Moncton East. The Liberals took this seat easily last time, but the PCs are running well-known Dieppe councillor and party insider Daniel Allain this time. This is the party's best shot of electing a francophone MLA, and Allain is telling voters that a PC majority would end the government's dependence on the Alliance to stay in power.
Saint John Harbour. This was a nail-biter in 2018 that saw Liberal Gerry Lowe score the party's only win in Saint John by just 10 votes over the Tories. Losing this toehold in city would be a major setback for the party's chances and would get the PCs closer to a majority.
Memramcook-Tantramar. Green candidate Megan Mitton squeaked into office by 11 votes over the Liberals. This is another constituency the Liberals have to win if they have any chance of ousting the PCs.
Miramichi. This was a surprise win for Michelle Conroy of the People's Alliance in 2018, and it's where Liberal Leader Kevin Vickers is running. If Conroy holds the seat, it not only deprives the Liberals of a needed seat but locks their leader out of the legislature. If Conroy loses, it makes it harder for the Alliance to hold the balance of power if no party wins a majority.

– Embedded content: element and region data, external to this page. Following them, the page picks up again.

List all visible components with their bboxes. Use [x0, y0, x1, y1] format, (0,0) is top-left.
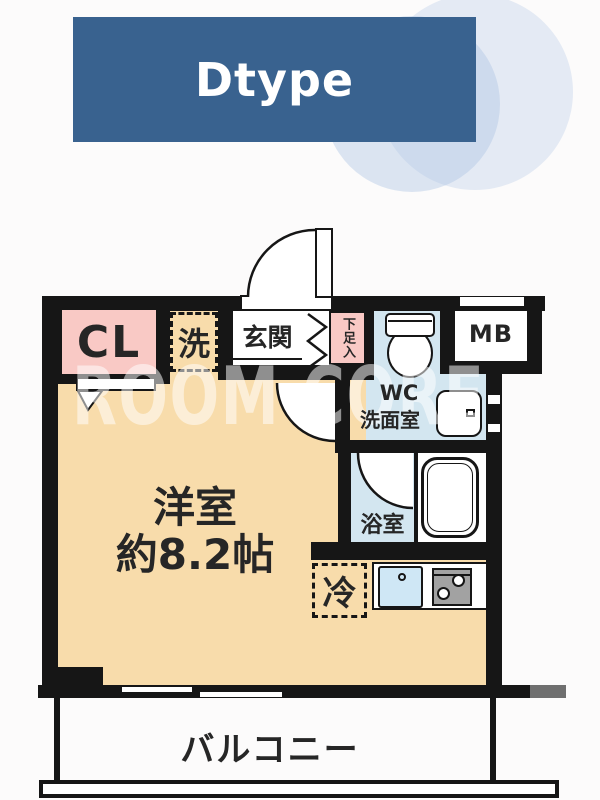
plan-type-banner: Dtype: [73, 17, 476, 142]
wall-bathroom-left: [338, 440, 351, 542]
stove-burner-icon: [437, 587, 450, 600]
side-window-slit-upper: [488, 395, 500, 404]
entrance-label: 玄関: [233, 318, 302, 354]
toilet-tank-line: [388, 320, 432, 322]
stove-edge-line: [434, 574, 470, 576]
meter-box-door-slit: [460, 297, 524, 306]
entrance-door-swing: [248, 230, 315, 297]
balcony-wall-right: [490, 698, 496, 780]
wall-bottom: [38, 685, 530, 698]
meter-box-label: MB: [455, 320, 527, 348]
wall-right: [486, 361, 502, 685]
side-window-slit-lower: [488, 424, 500, 432]
main-room-size: 約8.2帖: [90, 531, 300, 578]
refrigerator-label: 冷: [323, 566, 357, 615]
balcony-window-slat-right: [199, 691, 283, 698]
refrigerator-space-box: 冷: [312, 563, 367, 618]
entrance-door-arc: [248, 230, 315, 297]
bathtub-icon: [421, 457, 479, 538]
balcony-wall-left: [54, 698, 60, 780]
stove-burner-icon: [452, 574, 465, 587]
wc-label: WC: [368, 382, 430, 404]
sink-faucet-icon: [398, 573, 406, 581]
wall-corner-step: [58, 667, 103, 685]
main-room-label: 洋室 約8.2帖: [90, 484, 300, 578]
wall-bathroom-divider: [414, 453, 418, 542]
wall-bottom-neighbor: [530, 685, 566, 698]
balcony-label: バルコニー: [120, 722, 420, 771]
entrance-door-leaf: [315, 228, 333, 298]
toilet-tank-icon: [385, 313, 435, 337]
wall-left: [42, 296, 58, 698]
plan-type-title: Dtype: [195, 53, 354, 107]
bathroom-label: 浴室: [351, 507, 414, 539]
balcony-railing: [39, 780, 559, 798]
wall-bathroom-bottom: [311, 542, 486, 560]
balcony-window-slat-left: [121, 686, 193, 693]
main-room-name: 洋室: [90, 484, 300, 531]
washroom-label: 洗面室: [348, 404, 432, 433]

Fredericton York. This was the other Alliance breakthrough two years ago, a seat they gained from the PCs, and it's another one the party needs to win back if they're to get a majority. The Greens were also a factor here, taking enough votes from the Liberals to prevent them from taking advantage of the PC-Alliance split.
Fredericton North. On top of the close race between Horsman and Green, this riding saw strong showings by the Alliance and the Greens.
Carleton-Victoria. Andrew Harvey was re-elected here in 2018 by just 244 votes, benefitng from the Alliance taking votes from the PCs. If the Alliance vote falters this time it could deprive the Liberals of one of their few MLAs in anglophone New Brunswick.